L’agencement a également une influence directe sur l’état mental. Un canapé mal positionné face à une porte, une pièce encombrée qui bloque la circulation, ou l’absence totale de lumière naturelle peuvent renforcer l’anxiété ou la mélancolie. J’ai déjà travaillé dans des lieux où mon énergie créative semblait complètement bloquée, au point que je ne pensais qu’à trier, nettoyer ou tout simplement partir. Dans ces cas-là, rien ne “passe” tant qu’on n’a pas enclenché un vrai travail de désencombrement et de réorganisation.
(Re)donner du pouvoir à travers l’espace
Reprendre possession de son espace après un choc est essentiel, car c’est une manière concrète de réaffirmer que cet endroit nous appartient et qu’il répond à nos besoins actuels, pas à ceux d’avant. C’est un acte symbolique et pratique qui dit : « Ici, je choisis ce qui m’entoure, ce que je vois, ce que je ressens. »
J’ai déjà vu de nombreuses personnes, et je l’ai moi-même vécu, se reconstruire à travers la rénovation d’un lieu, la réappropriation de leur intérieur, ou même un changement plus radical : dire adieu à leur ancien cocon et partir vers un nouvel espace, une nouvelle ville, voire un nouveau pays. Ce mouvement physique accompagne souvent le mouvement intérieur de guérison.
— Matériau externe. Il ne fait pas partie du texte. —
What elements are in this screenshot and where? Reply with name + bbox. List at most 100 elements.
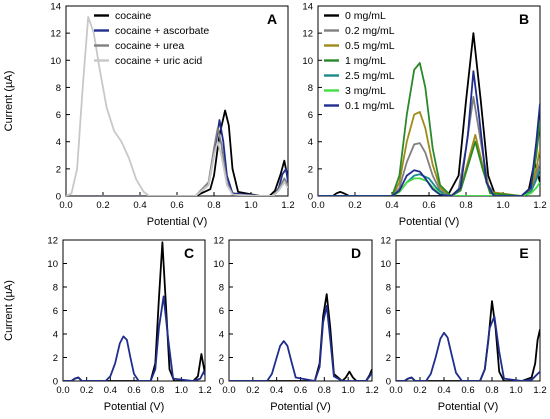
- legend-entry: cocaine + uric acid: [115, 55, 202, 67]
- series-line-3: [318, 62, 540, 196]
- series-line-1: [63, 295, 205, 381]
- legend-entry: 0.2 mg/mL: [345, 25, 395, 37]
- y-axis-label: Current (µA): [3, 280, 15, 341]
- series-line-1: [66, 119, 288, 196]
- y-tick-label: 0: [308, 192, 313, 203]
- legend-entry: cocaine + ascorbate: [115, 25, 209, 37]
- panel-label: C: [184, 245, 194, 261]
- panel-label: B: [519, 11, 529, 27]
- y-tick-label: 10: [302, 56, 313, 67]
- x-tick-label: 1.0: [496, 200, 509, 211]
- x-tick-label: 0.0: [389, 385, 402, 396]
- y-tick-label: 4: [308, 137, 313, 148]
- y-tick-label: 0: [53, 377, 58, 388]
- y-tick-label: 4: [386, 330, 391, 341]
- y-tick-label: 14: [50, 2, 61, 13]
- panel-e: 0.0 0.2 0.4 0.6 0.8 1.0 1.2 0 2 4 6 8 10 12 Potential …: [380, 236, 546, 414]
- series-group: [396, 300, 540, 381]
- y-tick-label: 12: [50, 29, 61, 40]
- x-axis-label: Potential (V): [147, 216, 208, 228]
- x-tick-label: 0.0: [222, 385, 235, 396]
- x-tick-label: 0.6: [127, 385, 140, 396]
- y-tick-label: 0: [56, 192, 61, 203]
- series-group: [63, 241, 205, 381]
- y-tick-label: 12: [380, 236, 391, 247]
- y-tick-label: 2: [386, 353, 391, 364]
- y-tick-label: 10: [380, 259, 391, 270]
- series-line-2: [318, 111, 540, 196]
- x-tick-label: 1.0: [175, 385, 188, 396]
- legend-entry: 0.5 mg/mL: [345, 40, 395, 52]
- y-tick-label: 10: [50, 56, 61, 67]
- x-tick-label: 1.2: [365, 385, 378, 396]
- y-tick-label: 6: [219, 306, 224, 317]
- y-tick-label: 2: [219, 353, 224, 364]
- y-tick-label: 4: [219, 330, 224, 341]
- series-line-0: [66, 109, 288, 196]
- x-tick-label: 0.8: [151, 385, 164, 396]
- y-tick-label: 2: [56, 164, 61, 175]
- series-line-1: [229, 304, 372, 381]
- series-line-5: [318, 177, 540, 196]
- x-tick-label: 1.2: [533, 200, 546, 211]
- panel-label: E: [519, 245, 528, 261]
- panel-label: A: [267, 11, 277, 27]
- series-line-0: [229, 293, 372, 381]
- x-tick-label: 0.0: [59, 200, 72, 211]
- y-tick-label: 10: [47, 259, 58, 270]
- x-tick-label: 0.6: [170, 200, 183, 211]
- x-tick-label: 0.6: [294, 385, 307, 396]
- x-tick-label: 1.0: [509, 385, 522, 396]
- x-axis-label: Potential (V): [270, 401, 331, 413]
- x-tick-label: 0.4: [104, 385, 117, 396]
- series-group: [66, 15, 288, 196]
- x-tick-label: 0.8: [459, 200, 472, 211]
- y-tick-label: 6: [386, 306, 391, 317]
- legend-entry: 2.5 mg/mL: [345, 70, 395, 82]
- y-tick-label: 2: [308, 164, 313, 175]
- series-line-0: [63, 241, 205, 381]
- panel-a: 0.0 0.2 0.4 0.6 0.8 1.0 1.2 0 2 4 6 8 10 12 14 Potentia…: [3, 2, 295, 229]
- y-tick-label: 6: [56, 110, 61, 121]
- x-tick-label: 0.6: [461, 385, 474, 396]
- x-tick-label: 0.4: [133, 200, 146, 211]
- x-tick-label: 1.2: [533, 385, 546, 396]
- x-tick-label: 1.2: [198, 385, 211, 396]
- y-tick-label: 6: [308, 110, 313, 121]
- x-tick-label: 0.0: [56, 385, 69, 396]
- series-line-2: [66, 127, 288, 196]
- panel-d: 0.0 0.2 0.4 0.6 0.8 1.0 1.2 0 2 4 6 8 10 12 Potential …: [213, 236, 378, 414]
- x-tick-label: 0.0: [311, 200, 324, 211]
- legend-entry: 1 mg/mL: [345, 55, 386, 67]
- legend: cocaine cocaine + ascorbate cocaine + urea…: [94, 10, 209, 67]
- y-tick-label: 12: [302, 29, 313, 40]
- y-tick-label: 8: [219, 283, 224, 294]
- series-group: [318, 32, 540, 196]
- y-tick-label: 8: [53, 283, 58, 294]
- x-tick-label: 0.2: [80, 385, 93, 396]
- y-tick-label: 12: [47, 236, 58, 247]
- legend-entry: 3 mg/mL: [345, 85, 386, 97]
- panel-b: 0.0 0.2 0.4 0.6 0.8 1.0 1.2 0 2 4 6 8 10 12 14 Potentia…: [302, 2, 546, 229]
- series-group: [229, 293, 372, 381]
- x-axis-label: Potential (V): [104, 401, 165, 413]
- legend-entry: 0.1 mg/mL: [345, 100, 395, 112]
- x-tick-label: 0.2: [348, 200, 361, 211]
- y-tick-label: 8: [386, 283, 391, 294]
- y-tick-label: 8: [56, 83, 61, 94]
- x-tick-label: 0.8: [318, 385, 331, 396]
- y-tick-label: 8: [308, 83, 313, 94]
- legend-entry: cocaine + urea: [115, 40, 184, 52]
- x-tick-label: 0.4: [437, 385, 450, 396]
- x-tick-label: 0.2: [246, 385, 259, 396]
- plot-frame: [228, 239, 373, 382]
- series-line-6: [318, 70, 540, 196]
- y-tick-label: 4: [53, 330, 58, 341]
- y-axis-label: Current (µA): [3, 71, 15, 132]
- x-axis-label: Potential (V): [399, 216, 460, 228]
- y-tick-label: 2: [53, 353, 58, 364]
- y-tick-label: 0: [219, 377, 224, 388]
- y-tick-label: 10: [213, 259, 224, 270]
- y-tick-label: 14: [302, 2, 313, 13]
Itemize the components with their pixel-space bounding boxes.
L’acte de choisir ses couleurs, ses meubles et ses matières est en lui-même un acte de soin et de reprise de contrôle. Les couleurs influencent directement notre perception : des tons doux et lumineux peuvent apaiser, tandis que des couleurs plus profondes peuvent donner un sentiment de protection. La forme des meubles compte aussi : des lignes arrondies apportent une impression de douceur et de sécurité, là où des angles vifs peuvent sembler plus stricts ou froids. Dans certains cas, arrondir ou protéger les coins de mobilier, comme on le fait pour les enfants en bas âge, contribue à créer un environnement où le corps se sent physiquement en sécurité. Les matières naturelles, comme le bois, le lin ou la laine, renforcent cette sensation d’ancrage et de confort, tandis que des textures trop froides ou artificielles peuvent créer une distance émotionnelle.
Transformer dehors pour guérir dedans
Ce que j’aimerais que tu retiennes, c’est que se réapproprier son intérieur est une étape essentielle de la guérison, mais parfois ce n’est pas suffisant. L’espace peut soutenir, apaiser, donner de l’élan, et en même temps il ne remplace pas l’accompagnement thérapeutique, médical, juridique ou le soutien des proches. La reconstruction n’est pas linéaire : il y aura des jours où on avance, des jours où on stagne, des retours en arrière, et c’est normal.
Si je n’avais qu’une phrase à dire à quelqu’un qui traverse un moment difficile et ne sait pas par où commencer chez lui, ce serait : « Fais un premier pas, même minuscule, défais un lien à la fois, avance à ton rythme, demande de l’aide, et rappelle-toi que c’est ok de pleurer, d’hésiter, de recommencer. »
Mon rôle en tant qu’architecte d’intérieur ayant vécu ce type de moment, c’est d’offrir un cadre sûr et clair pour transformer l’espace sans te brusquer, de traduire tes besoins en choix concrets, de rythmer les étapes, de protéger ton énergie en triant l’essentiel du superflu. J’ouvre la voie, tu gardes la main. Ce que cela m’apporte, c’est le sens très concret d’être utile, la joie de te voir reprendre du pouvoir sur ton quotidien, et l’humilité de t’accompagner dans un moment délicat.